[South Africa] Latest PMI data and a weaker rand to further reduce margins of metal and engineering companies
Manufacturers continue to face serious headwinds despite last month’s decision by the South African Reserve Bank to cut the repo rate by 25 basis points, which was an expansionary monetary policy move to reduce costs and stimulate demand, Steel and Engineering Industries Federation of Southern Africa (SEIFSA) Chief Economist Michael Ade has said.
Dr Ade was commenting on the latest seasonally adjusted Absa Purchasing Managers’ Index (PMI) which declined by 3.8 points to 42.9 in July 2017, with all five of the PMI sub-indices performing poorly. This is a second consecutive monthly decline from 46.7 in June, and also the weakest since the second half of 2009. The seasonally adjusted business activity sub-index performed the worst, declining to a low 39.3.

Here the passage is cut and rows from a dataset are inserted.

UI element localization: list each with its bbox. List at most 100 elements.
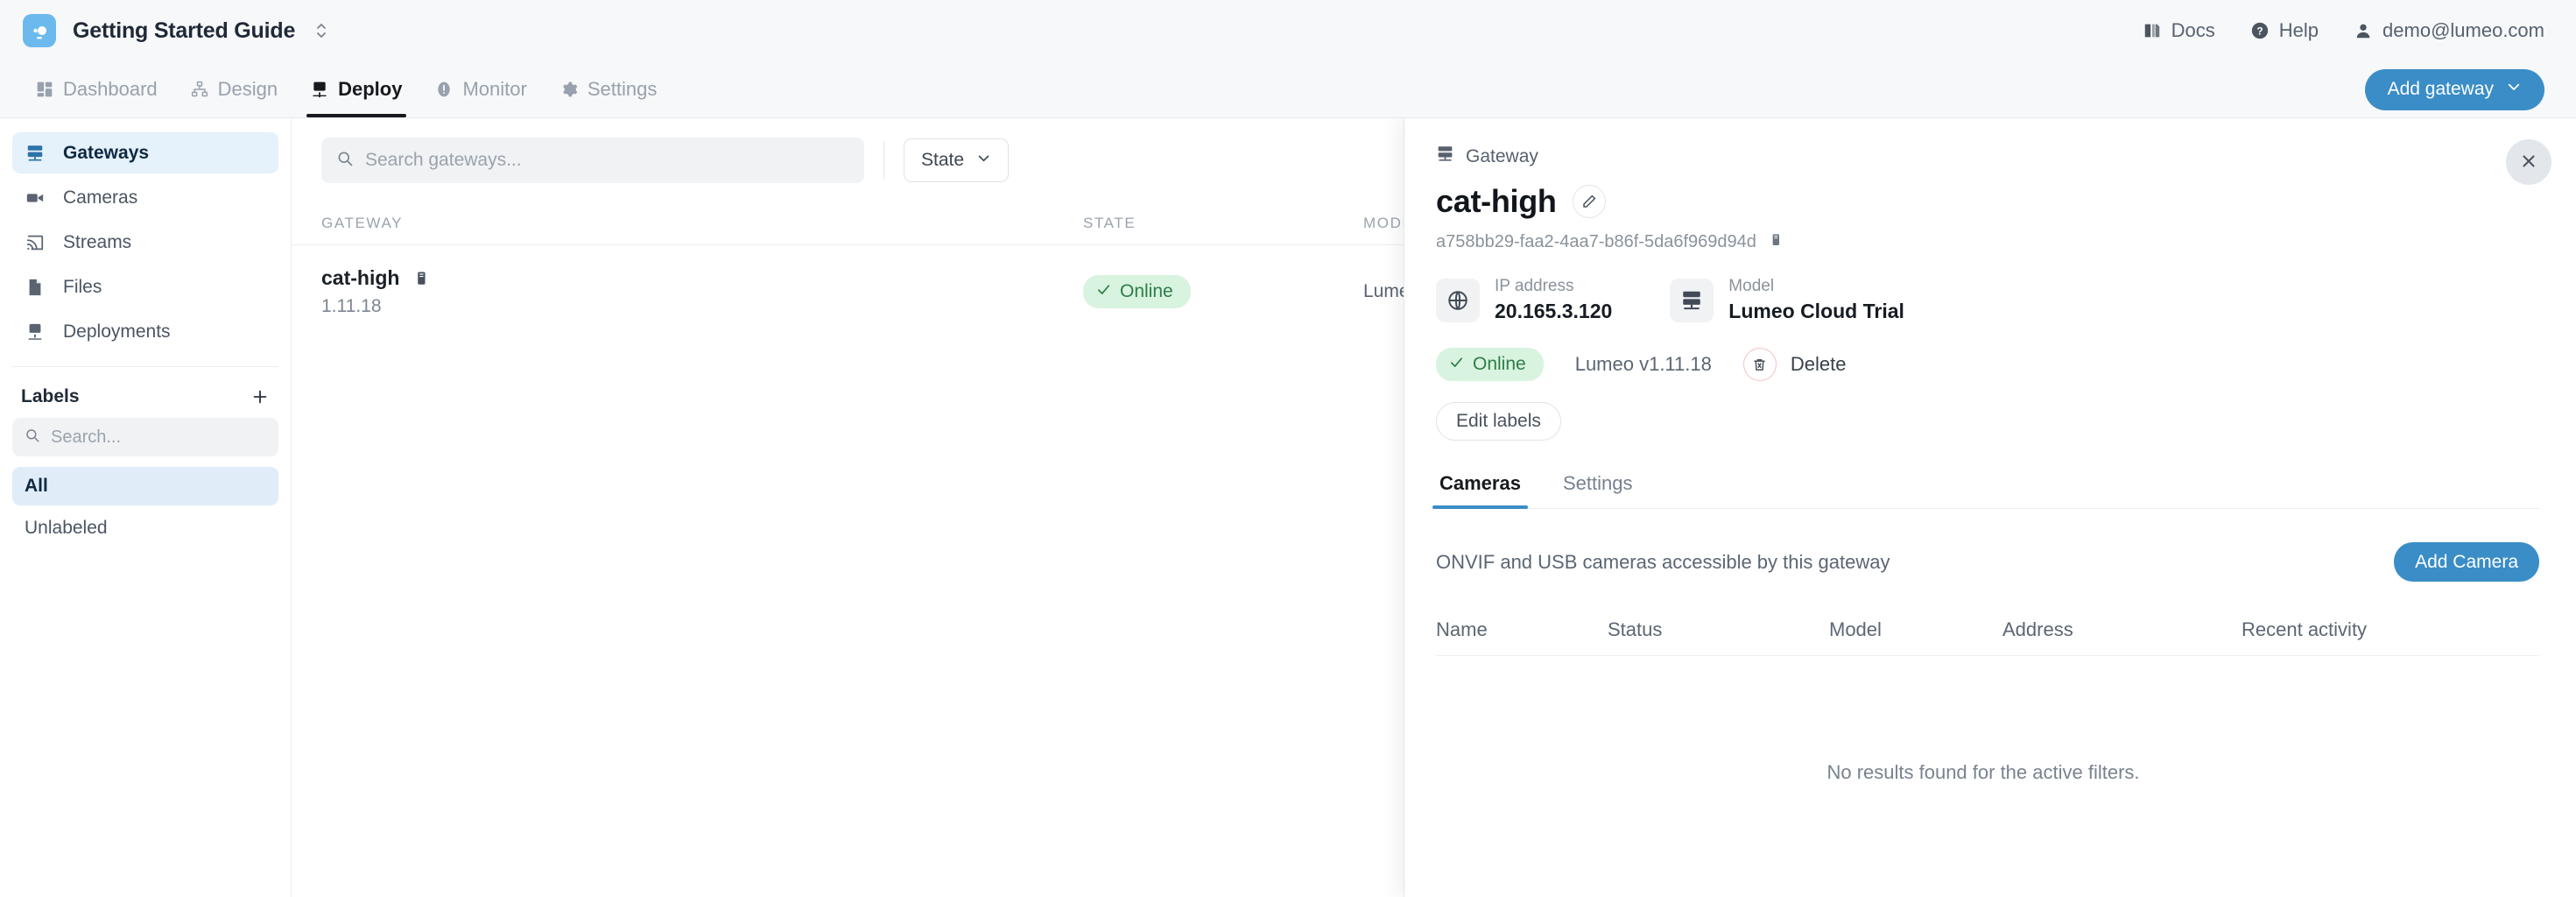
cameras-section-header: ONVIF and USB cameras accessible by this… [1436, 542, 2539, 582]
status-badge: Online [1436, 348, 1544, 381]
camera-column-name: Name [1436, 618, 1488, 640]
server-icon [1436, 145, 1454, 168]
main-content: State GATEWAY STATE MODEL cat-high [292, 118, 2576, 897]
chevron-up-down-icon[interactable] [314, 20, 328, 41]
state-filter-label: State [921, 150, 965, 170]
nav-label-monitor: Monitor [462, 78, 527, 100]
close-drawer-button[interactable] [2506, 139, 2551, 185]
gateway-uuid-row: a758bb29-faa2-4aa7-b86f-5da6f969d94d [1436, 232, 2539, 252]
nav-label-deploy: Deploy [338, 78, 403, 100]
workspace-title: Getting Started Guide [73, 18, 296, 43]
label-item-unlabeled-text: Unlabeled [25, 518, 108, 538]
gateway-info-row: IP address 20.165.3.120 Model Lumeo Clou… [1436, 277, 2539, 323]
tab-cameras[interactable]: Cameras [1432, 472, 1528, 509]
info-model-label: Model [1728, 277, 1775, 295]
chevron-down-icon [976, 150, 991, 171]
add-camera-button[interactable]: Add Camera [2394, 542, 2539, 582]
cast-stream-icon [25, 233, 46, 252]
video-camera-icon [25, 188, 46, 208]
server-icon [25, 144, 46, 163]
gateway-detail-drawer: Gateway cat-high a758bb29-faa2-4aa7-b86f… [1404, 118, 2576, 897]
docs-link[interactable]: Docs [2143, 19, 2215, 42]
server-icon [1670, 278, 1714, 322]
help-link[interactable]: ? Help [2250, 19, 2319, 42]
sidebar-label-deployments: Deployments [63, 321, 171, 342]
tab-settings[interactable]: Settings [1559, 472, 1636, 508]
sidebar-item-deployments[interactable]: Deployments [12, 311, 278, 352]
top-bar: Getting Started Guide Docs ? Help demo@l… [0, 0, 2576, 61]
sidebar-item-streams[interactable]: Streams [12, 222, 278, 263]
column-header-gateway: GATEWAY [321, 215, 404, 231]
sidebar-label-gateways: Gateways [63, 142, 150, 163]
copy-icon[interactable] [413, 271, 429, 286]
status-badge: Online [1083, 275, 1191, 308]
sidebar-label-files: Files [63, 276, 102, 297]
cameras-table-header: Name Status Model Address Recent activit… [1436, 618, 2539, 656]
info-ip-address: IP address 20.165.3.120 [1436, 277, 1612, 323]
check-icon [1449, 354, 1464, 375]
sidebar-item-gateways[interactable]: Gateways [12, 132, 278, 173]
info-ip-text: IP address 20.165.3.120 [1495, 277, 1612, 323]
pencil-icon[interactable] [1572, 185, 1606, 218]
deploy-upload-icon [25, 322, 46, 342]
plus-icon[interactable] [250, 387, 270, 406]
book-icon [2143, 21, 2162, 40]
sitemap-icon [191, 81, 208, 98]
gateway-status-row: Online Lumeo v1.11.18 Delete [1436, 348, 2539, 381]
edit-labels-button[interactable]: Edit labels [1436, 402, 1561, 441]
docs-label: Docs [2171, 19, 2215, 41]
state-filter-button[interactable]: State [904, 138, 1010, 182]
label-item-all-text: All [25, 476, 48, 496]
label-item-unlabeled[interactable]: Unlabeled [12, 509, 278, 547]
account-email: demo@lumeo.com [2382, 19, 2544, 41]
lumeo-camera-logo-icon[interactable] [23, 14, 56, 47]
delete-gateway-button[interactable]: Delete [1742, 348, 1846, 381]
search-icon [336, 150, 354, 172]
nav-item-settings[interactable]: Settings [544, 61, 674, 117]
search-gateways-input[interactable] [365, 150, 849, 171]
search-icon [25, 427, 40, 448]
nav-item-design[interactable]: Design [174, 61, 294, 117]
sidebar-item-files[interactable]: Files [12, 266, 278, 307]
help-label: Help [2278, 19, 2319, 41]
tab-settings-label: Settings [1562, 472, 1633, 494]
nav-items: Dashboard Design Deploy Monitor Settings [19, 61, 673, 117]
deploy-upload-icon [311, 81, 328, 98]
breadcrumb-label: Gateway [1466, 145, 1538, 166]
svg-text:?: ? [2256, 25, 2263, 38]
breadcrumb: Gateway [1436, 145, 2539, 168]
labels-search-box[interactable] [12, 418, 278, 456]
camera-column-address: Address [2002, 618, 2073, 640]
sidebar-label-cameras: Cameras [63, 187, 138, 208]
nav-item-monitor[interactable]: Monitor [419, 61, 543, 117]
nav-item-deploy[interactable]: Deploy [294, 61, 419, 117]
labels-search-input[interactable] [51, 427, 266, 448]
camera-column-status: Status [1608, 618, 1663, 640]
search-gateways-box[interactable] [321, 138, 864, 183]
tab-cameras-label: Cameras [1439, 472, 1521, 494]
sidebar-label-streams: Streams [63, 231, 132, 252]
cameras-section-description: ONVIF and USB cameras accessible by this… [1436, 550, 1890, 573]
info-ip-label: IP address [1495, 277, 1574, 295]
nav-label-design: Design [217, 78, 278, 100]
account-link[interactable]: demo@lumeo.com [2354, 19, 2544, 42]
gateway-name: cat-high [321, 266, 400, 289]
column-header-state: STATE [1083, 215, 1137, 231]
info-ip-value: 20.165.3.120 [1495, 300, 1613, 322]
page-body: Gateways Cameras Streams Files Deploymen [0, 118, 2576, 897]
nav-label-settings: Settings [587, 78, 658, 100]
labels-title: Labels [21, 386, 80, 406]
question-circle-icon: ? [2250, 21, 2270, 40]
topbar-links: Docs ? Help demo@lumeo.com [2143, 19, 2544, 42]
sidebar-item-cameras[interactable]: Cameras [12, 177, 278, 218]
copy-icon[interactable] [1769, 232, 1783, 252]
labels-header: Labels [12, 367, 278, 418]
add-gateway-button[interactable]: Add gateway [2364, 68, 2544, 110]
camera-column-model: Model [1829, 618, 1882, 640]
state-cell: Online [1083, 275, 1363, 308]
label-item-all[interactable]: All [12, 467, 278, 505]
camera-column-recent-activity: Recent activity [2242, 618, 2368, 640]
main-nav-bar: Dashboard Design Deploy Monitor Settings [0, 61, 2576, 118]
gateway-uuid: a758bb29-faa2-4aa7-b86f-5da6f969d94d [1436, 232, 1756, 251]
nav-item-dashboard[interactable]: Dashboard [19, 61, 174, 117]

“The data point is largely driven by souring of sentiment, including low executive, business and consumer confidence. These feed into poor month-to-month changes in demand and factory activity. A further consequence of the generally low confidence is a depreciation of the rand against the dollar, despite a strong performance in July,” he said.
Dr Ade said the poor PMI data and the weakening of the rand against the dollar would increase input costs and add pressure on the bottom line of companies in the metals and engineering (M&E) sub-component.
“This does not augur well for business, especially given that the M&E sub-industry is at a crucial phase of wage negotiations. Businesses are in a very dynamic environment of increasing costs and diminishing returns, which heightens the level of uneasiness,” he said.
SEIFSA Economist Marique-Mari Kruger said the PMI reading, which came well below the 50 mark, signaled a contraction in the manufacturing sector. “This is disappointing when compared to the performance of our important trading partners in the Eurozone and the US, with the countries generally scoring PMI indices of above 50,” she said.
However, Ms Kruger said there was still hope because, while the PMI index dropped in July 2017, compared to June 2017, the movement was better than the downward 4.8 index points recorded from May 2017 to June 2017.
Dr Ade and Ms Kruger said next month’s data could improve, provided there was increased focus on the Government’s economic policy implementation, improved business and market sentiment, continued positive inflation outlook and a speedy resolution to the wage disputes in the metals and engineering industry.